Here's why I call One Hundred Miles from Manhattan a "modern novel": 1) the novel is told by 10 different narrators, one per chapter; and 2) the timeline is segmented.
For example, in the movie Pulp Fiction, the scenes are presented out of order. That's what I do here. It's the story of one year in Wellington, but the events are shown out of order. The book starts in the late spring/early summer, then goes to the early spring, then mid-summer, etc. It is not in chronological order.
I believe this enhances the reader's experience. Also, many characters overlap between the chapters, and so do the events.
Why 10 different narrators or points of view?
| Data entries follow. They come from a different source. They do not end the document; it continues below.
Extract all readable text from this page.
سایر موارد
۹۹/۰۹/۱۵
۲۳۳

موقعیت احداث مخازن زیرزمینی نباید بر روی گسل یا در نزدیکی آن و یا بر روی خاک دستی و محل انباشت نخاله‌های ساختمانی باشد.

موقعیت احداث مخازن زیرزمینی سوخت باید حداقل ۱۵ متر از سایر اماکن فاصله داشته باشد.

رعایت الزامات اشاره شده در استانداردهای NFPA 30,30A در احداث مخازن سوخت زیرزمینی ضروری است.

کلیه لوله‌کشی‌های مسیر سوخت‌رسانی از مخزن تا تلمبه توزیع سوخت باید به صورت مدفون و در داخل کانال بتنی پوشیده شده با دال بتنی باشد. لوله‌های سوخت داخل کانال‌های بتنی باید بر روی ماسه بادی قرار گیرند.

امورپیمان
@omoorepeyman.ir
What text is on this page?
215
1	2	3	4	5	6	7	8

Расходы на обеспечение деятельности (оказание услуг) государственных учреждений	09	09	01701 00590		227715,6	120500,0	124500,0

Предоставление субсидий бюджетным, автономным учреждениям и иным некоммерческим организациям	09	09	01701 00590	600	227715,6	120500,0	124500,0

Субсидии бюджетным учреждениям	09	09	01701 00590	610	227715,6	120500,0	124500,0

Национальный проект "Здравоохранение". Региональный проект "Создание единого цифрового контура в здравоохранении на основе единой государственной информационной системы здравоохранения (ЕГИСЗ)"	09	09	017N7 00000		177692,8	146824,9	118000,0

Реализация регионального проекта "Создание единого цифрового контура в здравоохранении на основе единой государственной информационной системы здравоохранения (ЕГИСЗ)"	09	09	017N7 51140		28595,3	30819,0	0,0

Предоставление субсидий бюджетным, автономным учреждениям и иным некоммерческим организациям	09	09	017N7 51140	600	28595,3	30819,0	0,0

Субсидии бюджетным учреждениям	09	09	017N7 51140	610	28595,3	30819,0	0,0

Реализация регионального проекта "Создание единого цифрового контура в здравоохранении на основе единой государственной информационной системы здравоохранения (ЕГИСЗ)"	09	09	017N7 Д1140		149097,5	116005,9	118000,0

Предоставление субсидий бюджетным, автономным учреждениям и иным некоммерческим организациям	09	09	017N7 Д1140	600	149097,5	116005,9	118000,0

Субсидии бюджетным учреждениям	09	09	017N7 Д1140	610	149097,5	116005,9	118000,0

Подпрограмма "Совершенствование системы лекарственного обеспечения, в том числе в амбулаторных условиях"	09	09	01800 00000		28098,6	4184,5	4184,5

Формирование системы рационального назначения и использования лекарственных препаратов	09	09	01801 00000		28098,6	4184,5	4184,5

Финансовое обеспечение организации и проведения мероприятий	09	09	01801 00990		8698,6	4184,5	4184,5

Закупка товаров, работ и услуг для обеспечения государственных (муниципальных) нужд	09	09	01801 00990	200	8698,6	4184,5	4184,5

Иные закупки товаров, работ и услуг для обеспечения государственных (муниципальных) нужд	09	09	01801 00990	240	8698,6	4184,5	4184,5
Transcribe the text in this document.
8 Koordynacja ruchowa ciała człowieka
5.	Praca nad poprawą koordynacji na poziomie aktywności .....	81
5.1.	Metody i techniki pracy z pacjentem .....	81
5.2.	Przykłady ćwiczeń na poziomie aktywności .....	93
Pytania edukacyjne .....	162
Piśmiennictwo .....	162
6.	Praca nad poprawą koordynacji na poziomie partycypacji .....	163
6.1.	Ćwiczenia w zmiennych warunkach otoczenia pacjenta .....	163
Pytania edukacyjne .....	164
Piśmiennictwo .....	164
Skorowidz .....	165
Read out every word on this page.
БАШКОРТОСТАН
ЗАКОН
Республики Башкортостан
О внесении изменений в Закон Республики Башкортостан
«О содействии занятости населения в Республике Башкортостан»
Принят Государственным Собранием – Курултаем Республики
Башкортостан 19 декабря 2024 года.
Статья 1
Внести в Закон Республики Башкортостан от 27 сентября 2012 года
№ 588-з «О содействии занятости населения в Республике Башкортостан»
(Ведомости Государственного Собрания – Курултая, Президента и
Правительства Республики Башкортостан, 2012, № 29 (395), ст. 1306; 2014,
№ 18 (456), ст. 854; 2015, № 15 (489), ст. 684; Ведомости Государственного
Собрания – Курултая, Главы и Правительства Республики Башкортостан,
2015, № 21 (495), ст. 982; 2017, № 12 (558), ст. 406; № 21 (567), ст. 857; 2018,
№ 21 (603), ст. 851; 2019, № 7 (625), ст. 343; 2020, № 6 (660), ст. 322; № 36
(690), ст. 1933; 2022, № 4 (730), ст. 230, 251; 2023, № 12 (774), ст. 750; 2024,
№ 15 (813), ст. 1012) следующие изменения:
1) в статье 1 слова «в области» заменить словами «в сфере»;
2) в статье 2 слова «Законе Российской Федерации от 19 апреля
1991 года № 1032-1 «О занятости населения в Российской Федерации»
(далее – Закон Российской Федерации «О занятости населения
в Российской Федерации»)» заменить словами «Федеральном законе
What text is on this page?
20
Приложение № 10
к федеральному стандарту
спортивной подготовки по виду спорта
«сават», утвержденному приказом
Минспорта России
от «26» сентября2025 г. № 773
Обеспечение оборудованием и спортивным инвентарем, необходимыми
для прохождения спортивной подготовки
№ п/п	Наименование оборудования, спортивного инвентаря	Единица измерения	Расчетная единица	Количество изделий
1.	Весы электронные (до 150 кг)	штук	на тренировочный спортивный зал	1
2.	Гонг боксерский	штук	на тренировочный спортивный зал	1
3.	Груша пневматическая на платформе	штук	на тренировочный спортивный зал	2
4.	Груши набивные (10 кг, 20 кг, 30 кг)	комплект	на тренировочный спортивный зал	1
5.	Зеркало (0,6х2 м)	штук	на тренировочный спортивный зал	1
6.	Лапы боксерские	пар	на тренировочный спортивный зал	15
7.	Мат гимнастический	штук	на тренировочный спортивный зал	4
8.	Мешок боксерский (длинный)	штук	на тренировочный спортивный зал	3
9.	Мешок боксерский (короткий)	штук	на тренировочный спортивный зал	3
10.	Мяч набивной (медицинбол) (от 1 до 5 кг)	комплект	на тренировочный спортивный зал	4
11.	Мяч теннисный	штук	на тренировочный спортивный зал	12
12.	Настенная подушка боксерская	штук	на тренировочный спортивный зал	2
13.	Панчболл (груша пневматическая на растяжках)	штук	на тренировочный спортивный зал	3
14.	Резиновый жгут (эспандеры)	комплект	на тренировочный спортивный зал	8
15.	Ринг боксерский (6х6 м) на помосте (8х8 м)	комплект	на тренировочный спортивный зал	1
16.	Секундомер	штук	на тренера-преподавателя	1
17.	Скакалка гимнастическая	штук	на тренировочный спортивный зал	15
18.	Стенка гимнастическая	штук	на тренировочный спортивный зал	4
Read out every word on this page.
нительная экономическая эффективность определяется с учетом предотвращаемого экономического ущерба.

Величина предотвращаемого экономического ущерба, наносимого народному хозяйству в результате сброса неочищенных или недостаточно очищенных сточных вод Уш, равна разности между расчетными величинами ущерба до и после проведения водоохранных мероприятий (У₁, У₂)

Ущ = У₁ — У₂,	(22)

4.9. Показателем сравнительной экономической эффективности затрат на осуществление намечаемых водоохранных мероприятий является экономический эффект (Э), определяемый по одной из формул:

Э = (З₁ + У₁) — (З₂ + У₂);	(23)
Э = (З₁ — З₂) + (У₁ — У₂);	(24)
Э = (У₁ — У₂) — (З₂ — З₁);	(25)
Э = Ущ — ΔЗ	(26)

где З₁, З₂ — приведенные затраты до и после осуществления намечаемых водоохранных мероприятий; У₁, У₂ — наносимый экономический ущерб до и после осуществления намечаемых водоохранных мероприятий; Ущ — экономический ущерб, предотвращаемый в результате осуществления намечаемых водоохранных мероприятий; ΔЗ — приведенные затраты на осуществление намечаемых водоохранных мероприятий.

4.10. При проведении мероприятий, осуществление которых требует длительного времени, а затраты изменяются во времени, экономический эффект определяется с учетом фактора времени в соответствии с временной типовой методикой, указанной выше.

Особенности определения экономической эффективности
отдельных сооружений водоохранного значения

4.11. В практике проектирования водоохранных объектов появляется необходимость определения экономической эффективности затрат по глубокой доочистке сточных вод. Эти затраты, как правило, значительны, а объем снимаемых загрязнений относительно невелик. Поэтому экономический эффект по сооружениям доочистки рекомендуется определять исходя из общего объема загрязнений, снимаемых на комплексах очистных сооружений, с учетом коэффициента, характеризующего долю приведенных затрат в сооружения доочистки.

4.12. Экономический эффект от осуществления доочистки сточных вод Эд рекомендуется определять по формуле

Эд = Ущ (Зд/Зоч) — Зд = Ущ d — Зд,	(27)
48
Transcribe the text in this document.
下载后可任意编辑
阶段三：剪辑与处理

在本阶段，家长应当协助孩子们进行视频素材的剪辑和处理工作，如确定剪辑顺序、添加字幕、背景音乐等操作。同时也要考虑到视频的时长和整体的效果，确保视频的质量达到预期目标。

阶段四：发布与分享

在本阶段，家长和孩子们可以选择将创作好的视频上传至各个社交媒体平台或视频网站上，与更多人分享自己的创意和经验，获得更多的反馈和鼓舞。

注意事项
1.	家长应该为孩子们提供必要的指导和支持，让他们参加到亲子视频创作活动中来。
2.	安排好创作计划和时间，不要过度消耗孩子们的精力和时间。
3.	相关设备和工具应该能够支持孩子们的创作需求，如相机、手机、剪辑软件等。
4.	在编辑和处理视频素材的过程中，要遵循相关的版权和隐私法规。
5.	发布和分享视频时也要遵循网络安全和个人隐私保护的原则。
As much as I admire the single POV novel, in today's ultramodern society, where everyone is a star (or considers himself one; social media tools aid in this delusion), everyone's story or POV contributes to the larger story. Nowadays, it doesn't make sense that any one person would be capable of telling the complete story of a town.
How is Wellington unique?
Actually, I don't think Wellington is unique (as in "being the only one of its kind") as much as it's iconic or symbolic.
There are lots of wealthy communities with big estates, rolling green hills, exclusive rod and gun clubs, pheasant farms, Range Rovers, a lively but mostly unnoticed equestrian scene, and a low simmer of conflict between "hilltoppers" and "townies." Wellington is meant to be an amalgamation of several of those places, and it's also meant to be more of an idea than an actual place. Mythical, if you will.
Imagine if the world of Mr. Darcy's Derbyshire could be transplanted to modern-day Upstate New York. That's Wellington.
What was your inspiration for the novel?
I first got this idea of writing a novel about a wealthy community over 20 years ago, when I was a reporter in a small town similar to Wellington. But at the time I could only envision the story being told from the POV of the local reporter. I'm so glad that I waited to write this book, because I think that the use of 10 narrators gives the reader a richer, broader experience of the town, and because back when I was a reporter, my writing skills weren't even close to what they are now.
I was also deeply inspired by my favorite classic authors of pastoral fiction including Chekhov, Tolstoy, Hardy and Austen.